To a small-market team like the Indians, Encarnacion represented a rare opportunity to acquire an established middle-of-the-order bat at a price they could afford. The big-market Red Sox, on the other hand, had to view the cost of Encarnacion through different terms – primarily financial, and secondarily in potential future amateur talent acquisitions – leading them to choose another path for the next three years.

In this area, it appears that the Sox wanted to retain flexibility to determine whether players like Sam Travis and Rafael Devers can start to repopulate the roster with young, talented, low-cost options who allow them to chase the free agent big fish of future classes. For now, at least in the team’s eyes, that meant passing on Encarnacion, even at a cost that fell short of what anyone anticipated at the start of the offseason.
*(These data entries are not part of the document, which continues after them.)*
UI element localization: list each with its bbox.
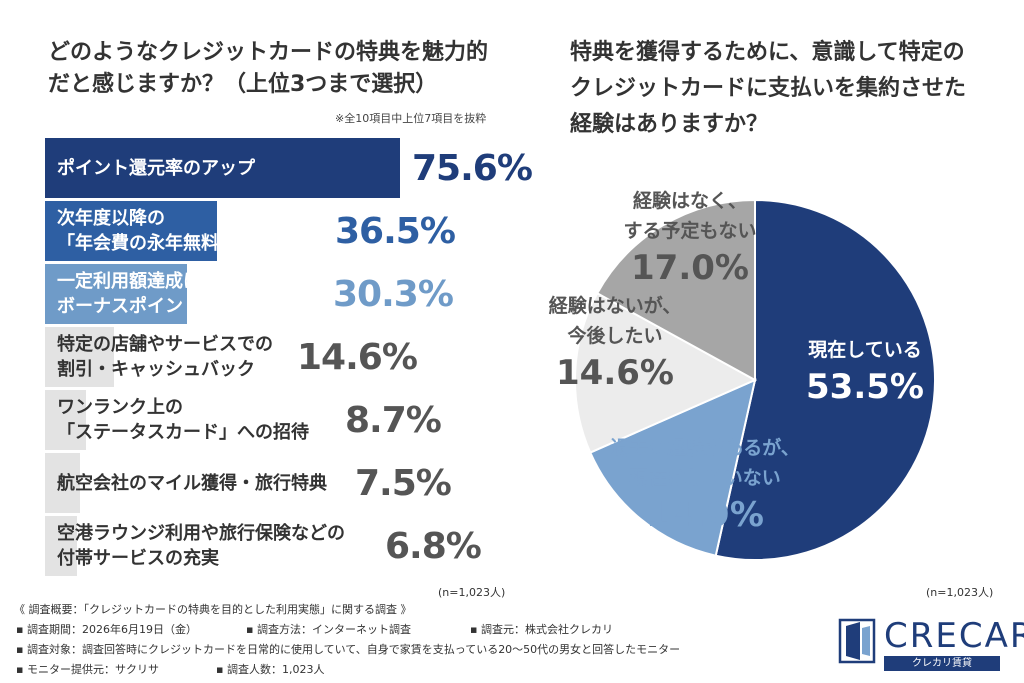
pie-slice-label: する予定もない	[623, 219, 756, 242]
bar-category-line: ボーナスポイント	[57, 296, 201, 317]
logo-text: CRECARI	[884, 616, 1024, 656]
bar-row: 特定の店舗やサービスでの 割引・キャッシュバック 14.6%	[45, 327, 525, 387]
bar-row: ポイント還元率のアップ 75.6%	[45, 138, 533, 198]
bar-category-label: 空港ラウンジ利用や旅行保険などの 付帯サービスの充実	[57, 516, 345, 576]
bar-value-label: 36.5%	[335, 210, 456, 252]
right-chart-title-line1: 特典を獲得するために、意識して特定の	[570, 40, 965, 65]
right-chart-title-line2: クレジットカードに支払いを集約させた	[570, 76, 967, 101]
bar-category-label: 特定の店舗やサービスでの 割引・キャッシュバック	[57, 327, 273, 387]
pie-slice	[574, 291, 758, 454]
pie-slice-label: 現在はしていない	[629, 466, 780, 489]
bar-category-line: 航空会社のマイル獲得・旅行特典	[57, 472, 327, 494]
bar-category-line: 「ステータスカード」への招待	[57, 422, 309, 443]
pie-value-label: 14.9%	[646, 495, 764, 535]
crecari-logo-icon	[838, 618, 876, 664]
pie-slice	[714, 198, 936, 561]
left-chart-n-label: (n=1,023人)	[438, 586, 506, 599]
left-chart-title-line1: どのようなクレジットカードの特典を魅力的	[48, 40, 489, 65]
right-chart-n-label: (n=1,023人)	[926, 586, 994, 599]
left-chart-note: ※全10項目中上位7項目を抜粋	[335, 112, 487, 125]
bar-category-line: 空港ラウンジ利用や旅行保険などの	[57, 523, 345, 544]
bar-category-label: 一定利用額達成による ボーナスポイント	[57, 264, 236, 324]
bar	[45, 327, 114, 387]
bar-category-line: 付帯サービスの充実	[57, 548, 219, 569]
bar-category-line: ポイント還元率のアップ	[57, 157, 255, 179]
pie-slice-label: 過去に経験があるが、	[610, 436, 800, 459]
pie-value-label: 53.5%	[806, 367, 924, 407]
bar	[45, 453, 80, 513]
pie-slice	[595, 198, 756, 382]
bar-row: 一定利用額達成による ボーナスポイント 30.3%	[45, 264, 525, 324]
pie-chart: 現在している 53.5% 過去に経験があるが、現在はしていない 14.9% 経験はないが…	[549, 189, 936, 561]
left-chart-title-line2: だと感じますか？（上位3つまで選択）	[48, 72, 438, 97]
footer-count: ▪ 調査人数：1,023人	[216, 663, 325, 676]
footer-period: ▪ 調査期間：2026年6月19日（金）	[16, 623, 197, 636]
bar-row: 空港ラウンジ利用や旅行保険などの 付帯サービスの充実 6.8%	[45, 516, 525, 576]
pie-slice-label: 現在している	[808, 338, 921, 361]
bar-category-line: 一定利用額達成による	[57, 271, 237, 292]
bar-category-label: ワンランク上の「ステータスカード」への招待	[57, 390, 309, 450]
bar-category-label: ポイント還元率のアップ	[57, 138, 255, 198]
footer-target: ▪ 調査対象：調査回答時にクレジットカードを日常的に使用していて、自身で家賃を支…	[16, 643, 681, 656]
bar-row: ワンランク上の「ステータスカード」への招待 8.7%	[45, 390, 525, 450]
footer-provider: ▪ モニター提供元：サクリサ	[16, 663, 159, 676]
pie-value-label: 14.6%	[556, 353, 674, 393]
bar-row: 航空会社のマイル獲得・旅行特典 7.5%	[45, 453, 525, 513]
bar-value-label: 30.3%	[333, 273, 454, 315]
right-chart-title-line3: 経験はありますか？	[570, 112, 769, 137]
footer-survey-title: 《 調査概要：「クレジットカードの特典を目的とした利用実態」に関する調査 》	[14, 603, 412, 616]
bar	[45, 516, 77, 576]
pie-value-label: 17.0%	[631, 248, 749, 288]
bar-value-label: 6.8%	[385, 525, 482, 567]
bar-category-line: 割引・キャッシュバック	[57, 359, 255, 380]
bar-category-label: 航空会社のマイル獲得・旅行特典	[57, 453, 327, 513]
bar-value-label: 7.5%	[355, 462, 452, 504]
bar-value-label: 75.6%	[412, 147, 533, 189]
bar-category-label: 次年度以降の「年会費の永年無料化」	[57, 201, 255, 261]
bar	[45, 390, 86, 450]
bar-category-line: 「年会費の永年無料化」	[57, 233, 255, 254]
logo-subtitle: クレカリ賃貸	[884, 656, 1000, 671]
bar	[45, 264, 187, 324]
bar-value-label: 14.6%	[297, 336, 418, 378]
bar	[45, 201, 217, 261]
footer-source: ▪ 調査元：株式会社クレカリ	[470, 623, 613, 636]
bar-category-line: 特定の店舗やサービスでの	[57, 334, 273, 355]
pie-slice-label: 今後したい	[566, 324, 662, 347]
bar	[45, 138, 400, 198]
bar-row: 次年度以降の「年会費の永年無料化」 36.5%	[45, 201, 525, 261]
footer-method: ▪ 調査方法：インターネット調査	[246, 623, 411, 636]
pie-slice-label: 経験はないが、	[549, 294, 682, 317]
pie-slice	[588, 378, 757, 557]
bar-category-line: 次年度以降の	[57, 208, 165, 229]
bar-category-line: ワンランク上の	[57, 397, 183, 418]
bar-value-label: 8.7%	[345, 399, 442, 441]
pie-slice-label: 経験はなく、	[633, 189, 747, 212]
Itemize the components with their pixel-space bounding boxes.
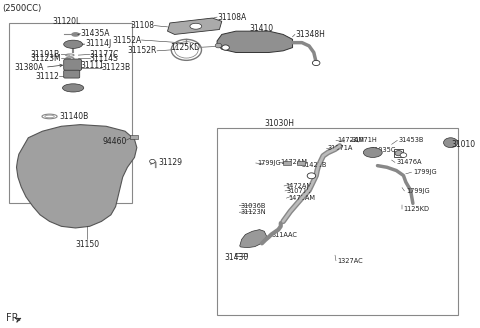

Whether that proves wisdom or folly will take years to determine, depending upon: The relative success of the Red Sox and Indians this year, how aggressively the Sox pursue free agents in the next two winters, the eventual performance of the Sox’ 2017 first-round pick, and the big league timetables of players like Travis and Devers. Nonetheless, the resolution of those variables will all circle back to an unexpected starting point: The Indians felt Encarnacion represented an unusually affordable commodity, while the Red Sox deemed him too dear an asset.